More criticism of Australia’s policies
We are not the only ones to criticize the environmental and climate change mitigation policies of the Australian Federal Government of John Howard. Victor Mallet has an commentary in the FT, which says in part:
“Two arguments can be advanced as to why Australians should stop worrying about the environment. The first is that Australia is “green” enough, especially when compared with its pollution-ravaged neighbours in Asia.
This is an illusion, based on blue skies that are kept that way by Australia’s small and scattered population of 20m. On a per capita basis, Australia is a big polluter and by most measures the biggest producer of carbon dioxide among industrialised countries, largely because it burns coal to produce electricity and because low population density means greater transport distances and inefficient energy use.
The second argument is more pernicious. The anti-green brigade contends that Australia’s impact on the global environment is insignificant. The fate of the planet lies in the hands of the vastly more populous and polluting economies of China and India. Action by Australia is therefore futile.
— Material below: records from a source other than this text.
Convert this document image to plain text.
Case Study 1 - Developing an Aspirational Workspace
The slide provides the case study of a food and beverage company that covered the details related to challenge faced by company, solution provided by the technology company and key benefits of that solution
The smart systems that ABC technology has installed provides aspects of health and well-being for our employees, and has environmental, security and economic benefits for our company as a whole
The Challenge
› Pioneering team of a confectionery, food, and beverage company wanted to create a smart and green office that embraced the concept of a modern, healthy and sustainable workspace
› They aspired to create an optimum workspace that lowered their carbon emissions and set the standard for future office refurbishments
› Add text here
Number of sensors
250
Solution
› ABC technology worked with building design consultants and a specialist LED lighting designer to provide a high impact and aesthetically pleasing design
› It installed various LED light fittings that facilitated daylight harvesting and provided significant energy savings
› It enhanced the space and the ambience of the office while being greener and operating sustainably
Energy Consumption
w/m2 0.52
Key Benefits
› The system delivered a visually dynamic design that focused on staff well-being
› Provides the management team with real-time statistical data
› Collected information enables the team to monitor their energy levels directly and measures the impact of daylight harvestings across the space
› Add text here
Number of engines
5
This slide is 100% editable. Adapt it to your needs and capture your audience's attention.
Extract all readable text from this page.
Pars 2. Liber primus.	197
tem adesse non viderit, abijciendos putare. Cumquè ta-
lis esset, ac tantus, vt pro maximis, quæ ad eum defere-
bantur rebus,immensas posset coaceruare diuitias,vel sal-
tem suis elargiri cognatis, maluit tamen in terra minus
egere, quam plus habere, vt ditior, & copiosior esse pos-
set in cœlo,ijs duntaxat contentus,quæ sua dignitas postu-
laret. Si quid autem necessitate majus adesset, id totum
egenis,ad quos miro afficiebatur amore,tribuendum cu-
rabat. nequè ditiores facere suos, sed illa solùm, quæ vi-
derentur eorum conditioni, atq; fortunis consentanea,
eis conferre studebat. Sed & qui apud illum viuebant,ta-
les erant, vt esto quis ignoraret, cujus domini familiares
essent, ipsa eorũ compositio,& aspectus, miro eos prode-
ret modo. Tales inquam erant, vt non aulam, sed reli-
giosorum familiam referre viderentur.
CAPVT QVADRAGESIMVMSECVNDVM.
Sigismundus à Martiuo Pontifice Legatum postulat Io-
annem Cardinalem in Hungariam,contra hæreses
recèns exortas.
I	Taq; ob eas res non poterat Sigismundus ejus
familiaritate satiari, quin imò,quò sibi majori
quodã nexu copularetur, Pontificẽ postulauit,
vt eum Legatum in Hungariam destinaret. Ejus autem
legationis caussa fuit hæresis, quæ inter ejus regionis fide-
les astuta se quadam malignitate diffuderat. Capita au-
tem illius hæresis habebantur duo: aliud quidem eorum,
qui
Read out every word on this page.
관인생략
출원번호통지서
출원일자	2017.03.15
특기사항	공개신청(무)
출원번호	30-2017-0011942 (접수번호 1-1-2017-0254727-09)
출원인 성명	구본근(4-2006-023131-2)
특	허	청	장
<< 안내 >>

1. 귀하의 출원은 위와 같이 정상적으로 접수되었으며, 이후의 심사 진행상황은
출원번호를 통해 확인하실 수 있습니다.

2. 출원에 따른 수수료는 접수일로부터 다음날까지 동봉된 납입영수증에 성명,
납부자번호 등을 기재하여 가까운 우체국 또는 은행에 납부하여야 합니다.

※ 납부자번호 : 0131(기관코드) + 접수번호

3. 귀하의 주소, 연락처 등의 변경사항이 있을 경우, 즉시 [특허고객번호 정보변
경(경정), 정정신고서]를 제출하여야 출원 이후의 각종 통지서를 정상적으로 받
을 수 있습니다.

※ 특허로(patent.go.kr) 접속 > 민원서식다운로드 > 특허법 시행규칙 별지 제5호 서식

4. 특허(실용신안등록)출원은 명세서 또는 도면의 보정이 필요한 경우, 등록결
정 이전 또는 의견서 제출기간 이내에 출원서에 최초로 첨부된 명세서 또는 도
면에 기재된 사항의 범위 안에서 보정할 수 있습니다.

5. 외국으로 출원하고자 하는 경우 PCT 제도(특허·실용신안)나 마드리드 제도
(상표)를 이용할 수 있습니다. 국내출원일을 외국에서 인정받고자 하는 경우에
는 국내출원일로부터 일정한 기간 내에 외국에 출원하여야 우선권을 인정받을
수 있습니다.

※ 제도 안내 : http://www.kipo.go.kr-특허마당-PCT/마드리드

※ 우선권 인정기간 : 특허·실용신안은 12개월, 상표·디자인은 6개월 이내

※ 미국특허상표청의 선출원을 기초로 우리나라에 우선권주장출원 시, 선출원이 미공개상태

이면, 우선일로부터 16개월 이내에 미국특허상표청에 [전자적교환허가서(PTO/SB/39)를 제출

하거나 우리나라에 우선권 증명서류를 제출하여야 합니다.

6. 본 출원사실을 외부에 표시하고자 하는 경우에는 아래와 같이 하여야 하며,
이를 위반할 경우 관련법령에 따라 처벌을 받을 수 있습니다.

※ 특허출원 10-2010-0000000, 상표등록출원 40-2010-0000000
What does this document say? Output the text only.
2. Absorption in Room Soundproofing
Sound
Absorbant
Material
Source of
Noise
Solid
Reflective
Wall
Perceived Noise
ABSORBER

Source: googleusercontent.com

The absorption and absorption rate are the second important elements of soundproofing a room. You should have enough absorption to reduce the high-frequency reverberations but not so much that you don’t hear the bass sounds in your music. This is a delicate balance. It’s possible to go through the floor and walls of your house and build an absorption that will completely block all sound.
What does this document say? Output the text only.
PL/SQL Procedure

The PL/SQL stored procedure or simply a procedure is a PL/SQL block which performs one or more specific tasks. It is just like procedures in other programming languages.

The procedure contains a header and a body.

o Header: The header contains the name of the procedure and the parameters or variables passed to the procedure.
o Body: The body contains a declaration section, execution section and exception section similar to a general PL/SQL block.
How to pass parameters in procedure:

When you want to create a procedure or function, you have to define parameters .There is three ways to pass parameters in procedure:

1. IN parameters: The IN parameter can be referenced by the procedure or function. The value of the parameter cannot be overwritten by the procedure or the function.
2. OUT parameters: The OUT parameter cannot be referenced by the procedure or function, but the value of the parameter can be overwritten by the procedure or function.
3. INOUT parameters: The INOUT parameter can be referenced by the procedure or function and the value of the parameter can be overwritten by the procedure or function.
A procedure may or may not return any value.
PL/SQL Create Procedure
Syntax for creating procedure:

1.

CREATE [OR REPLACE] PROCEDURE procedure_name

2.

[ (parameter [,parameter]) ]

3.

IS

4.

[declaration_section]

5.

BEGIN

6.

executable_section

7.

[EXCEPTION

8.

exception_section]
Leave aside for a moment the fact that Australia is the world’s biggest coal exporter - its customers could, after all, find other coal to burn.
Then consider the diplomacy. Australia is a vital US ally in Iraq not because its troops fight insurgents, but because the Australian presence allows Mr Bush to say he has allies in the conflict. The same is true of climate change and the environment.
Australia’s dismal record on green issues, along with its membership of the anti-Kyoto group known as the AP6, provides cover for the worst abusers of the global environment. Gao Guangsheng, director of China’s Climate Change Coordination Office, deftly played the Australia card at a recent climate change meeting, pointing out that if Australia had China’s population of 1.3bn it would be producing many times as much carbon dioxide as China does today.
Australia - its seas fished by pirates, its territory infested by alien animal and plant species, its soils over-exploited and poisoned by salt and its fresh water in short supply - should be the last country to provide excuses for other nations unwilling to change their behaviour for the good of the planet.”